Monday, April 07, 2008

update

OK. So here is where it stands this 7th of April in the year of our supposed lord 2008. We'll take into consideration that we really don't have a clue what's going on. We are somewhere near the edge of post-history; and won't that be fun. Who returns to the jungle before the plague will be set free. Listening to the Grateful Dead in the yellow store, just had a smoke and feeling tremendous. It's still snowing here in Aspen. This has been the craziest winter I can remember. I went to Hawaii for a month, came home, and it hasn't stopped snowing. Highlands Closing party was colorful and more snow. I left early but heard there was a bonfire, thank-god. I hope someone prayed for summer and thanked the snow-gods for this bountiful year. It snowed in Baghdad by god.

Wednesday, April 02, 2008

this guy gets it

Family Guy.

“Hi Andrew. I’m your dad.” That’s how my father greets me pretty much every time we talk, across the seas, in his thick Greek accent. If his English were a little more refined, he would say: “Andrew, this is your father.” But if he said it like that he would sound like a goofy Greek version of Darth Vader. Also, every time we talk he tells me to be careful. “Andrew. Be very careful in everything you do.” I’m a bastard child and live up to the name pretty frequently.
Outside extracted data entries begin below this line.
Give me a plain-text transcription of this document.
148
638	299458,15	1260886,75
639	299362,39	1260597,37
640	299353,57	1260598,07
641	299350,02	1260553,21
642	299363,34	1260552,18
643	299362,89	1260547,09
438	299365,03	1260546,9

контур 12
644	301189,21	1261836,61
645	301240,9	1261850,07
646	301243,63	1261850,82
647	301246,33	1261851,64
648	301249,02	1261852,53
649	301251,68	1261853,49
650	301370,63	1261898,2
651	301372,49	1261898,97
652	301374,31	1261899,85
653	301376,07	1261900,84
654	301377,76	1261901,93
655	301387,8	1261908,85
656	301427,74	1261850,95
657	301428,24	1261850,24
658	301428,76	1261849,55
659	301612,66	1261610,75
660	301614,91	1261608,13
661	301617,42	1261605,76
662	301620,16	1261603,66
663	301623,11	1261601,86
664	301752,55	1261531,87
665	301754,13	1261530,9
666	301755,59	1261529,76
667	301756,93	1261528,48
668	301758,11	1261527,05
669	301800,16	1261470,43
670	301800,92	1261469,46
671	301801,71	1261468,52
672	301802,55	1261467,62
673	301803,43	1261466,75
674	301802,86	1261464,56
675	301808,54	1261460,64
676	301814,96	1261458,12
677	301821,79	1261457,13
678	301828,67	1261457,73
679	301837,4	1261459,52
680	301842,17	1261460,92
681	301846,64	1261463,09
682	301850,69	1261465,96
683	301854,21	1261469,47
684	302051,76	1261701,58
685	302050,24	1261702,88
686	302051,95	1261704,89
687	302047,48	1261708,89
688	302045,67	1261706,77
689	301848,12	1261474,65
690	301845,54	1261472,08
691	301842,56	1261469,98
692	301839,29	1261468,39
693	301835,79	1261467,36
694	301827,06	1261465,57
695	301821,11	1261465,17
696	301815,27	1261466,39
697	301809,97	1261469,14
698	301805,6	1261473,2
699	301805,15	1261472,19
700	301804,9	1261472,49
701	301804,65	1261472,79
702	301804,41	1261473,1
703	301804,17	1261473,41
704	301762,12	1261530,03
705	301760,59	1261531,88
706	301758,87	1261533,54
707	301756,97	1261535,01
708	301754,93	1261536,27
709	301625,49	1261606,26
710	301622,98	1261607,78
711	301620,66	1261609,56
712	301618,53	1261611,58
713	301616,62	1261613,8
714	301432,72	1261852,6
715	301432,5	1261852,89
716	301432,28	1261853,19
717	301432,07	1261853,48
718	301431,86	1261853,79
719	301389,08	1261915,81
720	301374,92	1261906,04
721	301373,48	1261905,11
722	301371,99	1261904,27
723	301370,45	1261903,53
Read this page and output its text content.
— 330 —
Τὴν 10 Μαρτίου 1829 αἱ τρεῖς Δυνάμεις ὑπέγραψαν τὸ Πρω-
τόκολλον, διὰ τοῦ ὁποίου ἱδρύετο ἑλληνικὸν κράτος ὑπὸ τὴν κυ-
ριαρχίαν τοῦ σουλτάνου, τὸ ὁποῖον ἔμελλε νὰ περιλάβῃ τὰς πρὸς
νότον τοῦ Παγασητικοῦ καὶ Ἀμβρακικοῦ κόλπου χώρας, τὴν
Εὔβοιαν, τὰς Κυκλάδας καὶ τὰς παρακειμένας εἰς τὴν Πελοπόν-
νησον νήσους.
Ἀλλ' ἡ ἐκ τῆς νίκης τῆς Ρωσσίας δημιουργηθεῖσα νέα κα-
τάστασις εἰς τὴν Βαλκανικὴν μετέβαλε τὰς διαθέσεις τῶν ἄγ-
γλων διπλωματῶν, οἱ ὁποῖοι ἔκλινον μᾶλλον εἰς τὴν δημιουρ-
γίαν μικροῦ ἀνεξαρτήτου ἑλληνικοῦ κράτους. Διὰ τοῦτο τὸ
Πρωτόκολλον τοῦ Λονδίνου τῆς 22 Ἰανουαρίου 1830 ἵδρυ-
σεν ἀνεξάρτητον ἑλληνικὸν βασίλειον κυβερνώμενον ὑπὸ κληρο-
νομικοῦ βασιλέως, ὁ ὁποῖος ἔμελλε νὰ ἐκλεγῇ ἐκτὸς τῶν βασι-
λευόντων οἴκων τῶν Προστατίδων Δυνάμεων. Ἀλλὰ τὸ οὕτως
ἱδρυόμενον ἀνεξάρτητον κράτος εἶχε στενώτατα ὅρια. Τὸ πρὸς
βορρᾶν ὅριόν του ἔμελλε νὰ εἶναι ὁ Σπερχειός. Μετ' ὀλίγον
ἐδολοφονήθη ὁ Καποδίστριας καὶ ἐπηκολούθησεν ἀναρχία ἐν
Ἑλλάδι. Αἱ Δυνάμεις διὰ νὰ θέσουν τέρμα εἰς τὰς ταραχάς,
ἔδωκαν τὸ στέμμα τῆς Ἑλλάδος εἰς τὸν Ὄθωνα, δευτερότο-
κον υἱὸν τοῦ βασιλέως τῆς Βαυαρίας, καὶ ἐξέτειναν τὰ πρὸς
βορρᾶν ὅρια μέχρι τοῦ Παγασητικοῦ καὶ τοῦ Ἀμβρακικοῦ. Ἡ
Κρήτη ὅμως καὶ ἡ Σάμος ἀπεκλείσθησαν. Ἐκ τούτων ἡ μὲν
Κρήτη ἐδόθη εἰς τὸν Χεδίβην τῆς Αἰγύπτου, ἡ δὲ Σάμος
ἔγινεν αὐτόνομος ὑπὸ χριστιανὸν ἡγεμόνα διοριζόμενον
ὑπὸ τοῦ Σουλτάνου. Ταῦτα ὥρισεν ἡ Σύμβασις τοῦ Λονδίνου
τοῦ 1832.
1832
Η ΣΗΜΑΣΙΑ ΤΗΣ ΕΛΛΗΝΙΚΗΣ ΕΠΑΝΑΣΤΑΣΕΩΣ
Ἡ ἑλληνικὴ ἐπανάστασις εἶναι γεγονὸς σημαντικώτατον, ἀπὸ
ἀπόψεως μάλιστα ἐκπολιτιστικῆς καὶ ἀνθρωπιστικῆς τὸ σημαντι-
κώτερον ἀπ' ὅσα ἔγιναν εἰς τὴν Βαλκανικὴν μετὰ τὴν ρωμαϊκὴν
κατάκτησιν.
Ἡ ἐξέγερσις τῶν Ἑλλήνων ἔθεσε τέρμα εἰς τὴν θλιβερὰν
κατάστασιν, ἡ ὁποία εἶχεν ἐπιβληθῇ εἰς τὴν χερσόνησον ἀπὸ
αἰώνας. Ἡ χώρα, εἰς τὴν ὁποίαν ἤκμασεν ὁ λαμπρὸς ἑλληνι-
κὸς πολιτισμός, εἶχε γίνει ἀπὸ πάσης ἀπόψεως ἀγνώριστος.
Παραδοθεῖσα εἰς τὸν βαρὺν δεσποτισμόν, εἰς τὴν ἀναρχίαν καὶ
It took me years to figure out that what my father was really trying to tell me was to wrap up my wiener so I don’t get some woman pregnant and end up with a kid that I won’t get to meet till he’s 16 years old and already a man. He was dishonest about my existence with his new wife and the children she bore him, and he paid for it, like we all pay for our lies. He has made reparations to his now ex-wife, and with his other children he is the most devoted, hard-working father I have ever seen. Even with me, he calls more regularly than anyone in the family who raised me. I’ve never seen a man so full of love and madness. The Greeks are a wild bunch, and my father is king of the crazies. He stalks the streets of Athens with sweaty pits. We have run together through the streets trying to get me my Citizenship. So it goes in Hellas, and I am my fathers’ son. God bless the Greeks and all Ubermensch. Aloha.